Oh no. It’s February. Again. And the shops are filled with red tat. Cards. Teddy bears. Flowers. Meaningless declarations of love. How do I really feel? Fuck off Valentine’s Day.
Regular readers will know how much I loathe Love Day. Why put the effort into one day when you should be doing that for the other 364 days of the year? Why drag your partner to a restaurant to pay twice the price of any other day, in a goldfish bowl crammed with other couples.
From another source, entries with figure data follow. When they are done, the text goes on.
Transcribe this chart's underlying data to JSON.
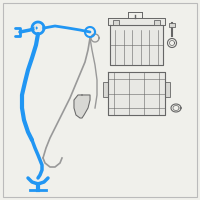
{
  "bg_color": "#f0f0eb",
  "border_color": "#bbbbbb",
  "cable_color": "#2196F3",
  "wire_color": "#999999",
  "edge_color": "#666666",
  "fill_light": "#e8e8e4",
  "fill_mid": "#d8d8d4"
}
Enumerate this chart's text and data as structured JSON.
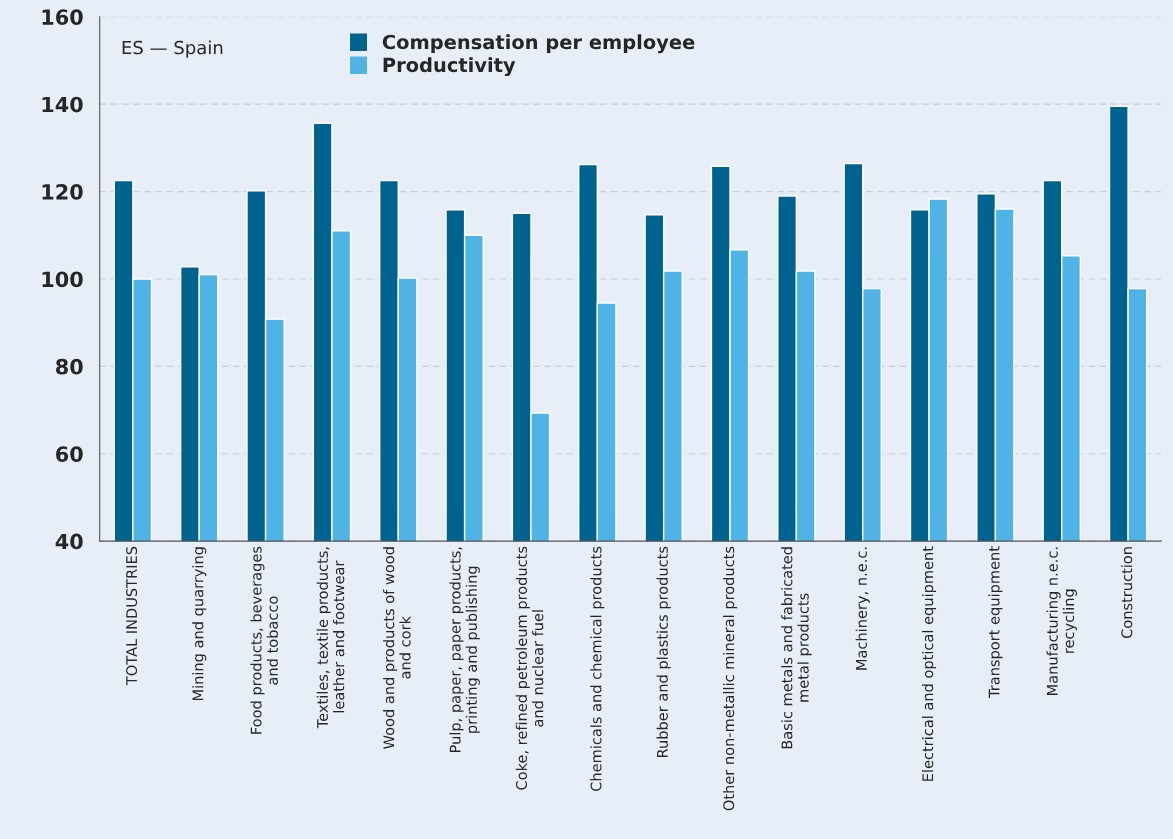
{
  "chart_data": {
    "type": "bar",
    "annotations": [
      "ES — Spain"
    ],
    "categories": [
      "TOTAL INDUSTRIES",
      "Mining and quarrying",
      "Food products, beverages\nand tobacco",
      "Textiles, textile products,\nleather and footwear",
      "Wood and products of wood\nand cork",
      "Pulp, paper, paper products,\nprinting and publishing",
      "Coke, refined petroleum products\nand nuclear fuel",
      "Chemicals and chemical products",
      "Rubber and plastics products",
      "Other non-metallic mineral products",
      "Basic metals and fabricated\nmetal products",
      "Machinery, n.e.c.",
      "Electrical and optical equipment",
      "Transport equipment",
      "Manufacturing n.e.c.\nrecycling",
      "Construction"
    ],
    "series": [
      {
        "name": "Compensation per employee",
        "color": "#00628f",
        "values": [
          122.5,
          102.8,
          120.2,
          135.6,
          122.5,
          115.8,
          115,
          126.2,
          114.7,
          125.8,
          119,
          126.4,
          115.8,
          119.5,
          122.5,
          139.5
        ]
      },
      {
        "name": "Productivity",
        "color": "#4fb3e6",
        "values": [
          100,
          101,
          90.8,
          111,
          100.2,
          110,
          69.3,
          94.5,
          101.8,
          106.7,
          101.8,
          97.8,
          118.3,
          116,
          105.3,
          97.8
        ]
      }
    ],
    "ylim": [
      40,
      160
    ],
    "yticks": [
      40,
      60,
      80,
      100,
      120,
      140,
      160
    ],
    "grid": "y",
    "legend": "top"
  }
}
I’m doing my best to stay out of the road of all things commercially sentimental, but its difficult when Tesco has given over as much floor space to this bullshit as it does to Christmas week. Shelves loaded with tackily tagged chocolates and cards and mugs and mops and wine and food and “buy this thing for a fiver that normally costs a quid cus its red and its Valentines’ week”.
I strongly advise against getting involved with anyone new between mid-November and mid-February. Winter is such a time of flux and if you don’t spend every penny you have on your new object d’amour then you could well find yourself on the scrap heap before your time. Buying stuff is not the way to find real affection and certainly not a real relationship. And if you’re doing it for the sex then you may as well look at it as prostitution, and I suspect a prostitute would be cheaper – certainly less emotionally testing.
I recall being in a dead relationship and still being compelled to write meaningless platitudes in a card because life would be a hundred times harder if I didn’t. Why put ourselves through such nonsense?
Thrusting ourselves into something new during the height of winter rather forces our hands. Rather than letting a relationship play out properly – some delicate dating, furtive fumbling, patient probing – we’re already thinking ‘Must buy expensive gifts’, making grand gestures, and before we’ve really decided if this is a medium-to-long-term thing or one of those couple-of-nights only affairs (a guest appearance rather than a residency). In that magnified microcosm how can we trust what’s going on? Simply we can’t.
Valentine’s Day falls on a Sunday this year which also means for many the most sinister of stalker traditions – the sending of the anonymous card loaded with clues to the object of one’s affection – becomes more difficult. We cannot depend on the world’s postal services to deliver on the day itself. Singletons like myself can now find comfort when the doormat once again screams with the absence of red envelopes. Of course if one does show up on the day it means somebody has dug out your address and stealthily made their way to your front door and squeezed the card through the last defence that is the impossible letterbox. I for one would much rather any potential love interest declared themselves in person at an appropriate time to my face, or take the safe option of writing via private message so embarrassment can be averted if there’s no mutual attraction.
When you think about it, Valentine’s Day simply serves to tell people that if you pursue someone armed with words and gifts and an expensive dinner then you’ll find love, or at least get laid. There’s no long-term strategy needed, no real care, and no respect of boundaries. One can overlook it a little in the instance of a long-term relationship – you’ve already captured your prey – but Valentine’s isn’t really for the stable, those who are as likely to do something nice in the privacy of their own home, it’s for those who are insecure, who need reminded to put effort in just to talk to their partner.
If nothing else, one has to be dubious about a day that takes as its mascot, Cupid: a rather rotund winged young boy dressed with only a smile and a bow and arrow. In other words, the worst sort of jailbait.